I’m not sure how this was put  together, but it is often the process of having the real actors do the scenes, then place the movements into animation to make them more realistic.  I mean, these are great–very lifelike.

But why, even though athese animated people look suspiciously alike–just like the game characters–there’s a certain something that is very similar in every animation, as if either the same artist drew them all or the same software used in the transformation.  Except of course, for the conductor, who is a very good likeness to Tom Hanks.  But what’s the magic of animation?  Why not just use the real Tom Hanks?

The eagle bringing the train ticket to his nest is incredible, though. 

Will be checking out the website as I watch.

STORYSPACE: Digging Through Data

November 30th, 2007 by Susan


These days find me in study mode and my current reading is an essay by Mark Bernstein titled Storyspace 1 that I found and printed out but for the life of me, cannot find the source except that it’s a link somewhere on Eastgate’s or Mark’s site.
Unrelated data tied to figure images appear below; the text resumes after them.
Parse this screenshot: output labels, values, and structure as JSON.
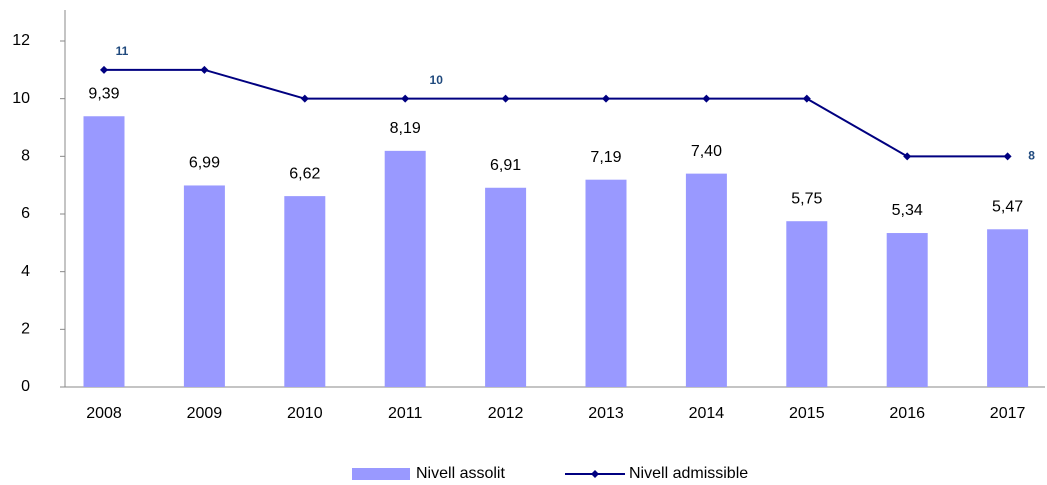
{
  "chart_data": {
    "type": "bar",
    "categories": [
      "2008",
      "2009",
      "2010",
      "2011",
      "2012",
      "2013",
      "2014",
      "2015",
      "2016",
      "2017"
    ],
    "series": [
      {
        "name": "Nivell assolit",
        "type": "bar",
        "color": "#9999ff",
        "values": [
          9.39,
          6.99,
          6.62,
          8.19,
          6.91,
          7.19,
          7.4,
          5.75,
          5.34,
          5.47
        ],
        "value_labels": [
          "9,39",
          "6,99",
          "6,62",
          "8,19",
          "6,91",
          "7,19",
          "7,40",
          "5,75",
          "5,34",
          "5,47"
        ]
      },
      {
        "name": "Nivell admissible",
        "type": "line",
        "color": "#000080",
        "values": [
          11,
          11,
          10,
          10,
          10,
          10,
          10,
          10,
          8,
          8
        ],
        "value_labels": [
          "11",
          null,
          null,
          "10",
          null,
          null,
          null,
          null,
          null,
          "8"
        ]
      }
    ],
    "ylim": [
      0,
      12
    ],
    "yticks": [
      0,
      2,
      4,
      6,
      8,
      10,
      12
    ],
    "grid": false,
    "legend": "bottom"
  }
}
What he does here is examine the beginnings and progression of the Storyspace program and gets into the structure of some of the twenty-eight works available at the time.  This is interesting reading as to the hypertext thought process and the efforts to accomodate the notions of reading and writing in a more flexible method.  It also shows me, without having to buy all the fiction available, some of the mapping the writers used and what may be the reasoning behind it.  This, after reading Patterns and Garden, is giving me a clearer picture of the software and what it can do.  I was going to say ‘should" do, but then I’ll once again be certain that not only would it not offer something new, but that it is likely to paralyze me further from action.

More on this later, then it’ll be on to Hypertext Now.

STORYSPACE: New Project

November 30th, 2007 by Susan


I’m starting on a new project in Storyspace, although this one also is a basis of a short story already written so I have to be careful as to how I approach the transition into multilinear narrative.  The good thing is that I do not have it trailed out, and it is a story that’s been a favorite of mine for years.  The trails are ideas only and I think that this is the best way to work in the Storyspace medium, allowing the imagination to act as a machete to cut new paths.
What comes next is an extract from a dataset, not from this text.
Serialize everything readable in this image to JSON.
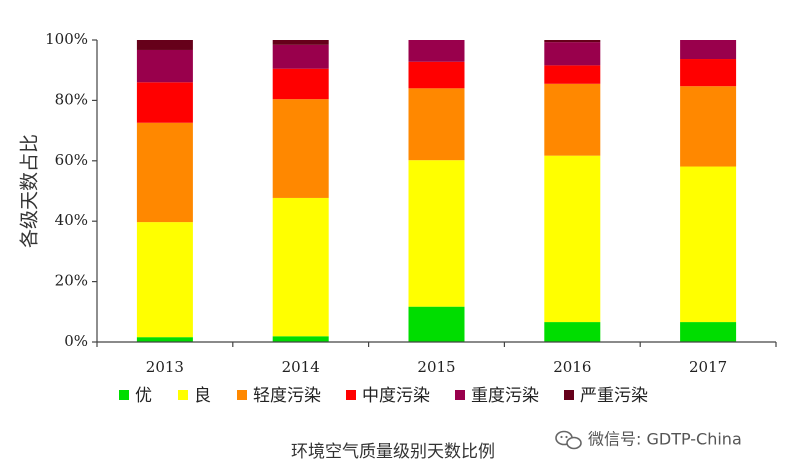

STORYSPACE & PROJECTS: Stalled

November 29th, 2007 by Susan


I’m admittedly stalled here on Paths.  Can’t seem to clearly see my way of structuring and maybe this is the part I’m not so good at doing.  I open the program up several times a day, fiddle a bit, then close it without resolution.  I suppose one could look at the story of this project as hitting several points of conflict and heading towards resolution.  The only thing is, is that in hypertext, there are many paths to take and that’s where I don’t seem to be able to settle upon the right resolution.  Or at least one or a few.
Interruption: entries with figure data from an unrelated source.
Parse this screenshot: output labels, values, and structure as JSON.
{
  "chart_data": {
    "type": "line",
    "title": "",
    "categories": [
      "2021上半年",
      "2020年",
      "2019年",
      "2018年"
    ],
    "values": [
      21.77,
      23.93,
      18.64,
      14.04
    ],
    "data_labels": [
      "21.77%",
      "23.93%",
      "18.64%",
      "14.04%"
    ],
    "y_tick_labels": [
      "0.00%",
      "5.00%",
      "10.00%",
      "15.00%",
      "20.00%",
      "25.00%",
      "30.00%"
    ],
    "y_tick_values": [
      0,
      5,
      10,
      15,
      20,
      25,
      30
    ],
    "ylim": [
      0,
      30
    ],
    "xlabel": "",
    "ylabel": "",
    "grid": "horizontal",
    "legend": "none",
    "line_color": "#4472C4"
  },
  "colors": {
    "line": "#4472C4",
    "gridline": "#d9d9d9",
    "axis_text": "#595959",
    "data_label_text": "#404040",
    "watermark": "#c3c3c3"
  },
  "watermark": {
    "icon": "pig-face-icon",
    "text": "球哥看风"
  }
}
Soon as I’ve got my head out of the main pc and have that all set up with all the programs back in place and the network for sharing replaced, I’ll get back into this with fuller focus.

Or maybe sooner.  Maybe tonight.  Depends on the weather and what else I find that needs to be done that doesn’t draw me in or presents more of a quandry than Paths.

STORYSPACE: Plot Points

November 28th, 2007 by Susan


You can read your own work a zillion times and yet when you’re looking for something in particular, breaking a story down into sequencing of plot points, you see it in an entirely different way.  In Paths, since I’m attempting to make a more interesting maze that remains logical and flowing from a beginning to an end, I’m looking for the areas in which I can allow wandering off into foreshadowing and backstory that will still come around to the main trail and go forward.

One of the best uses of Storyspace is in separating the plot points into the series of text boxes that build upon yet remain aloof from each other.  These mini stories will become loops that serve as the plot points.  In the end, these plot points not onlyy move the narrative forward, but enhance each other by alluding to a story that is never really put into words.

So yes, I’ve made yet a third version of Paths and am placing the blocks in different piles to build a new structure.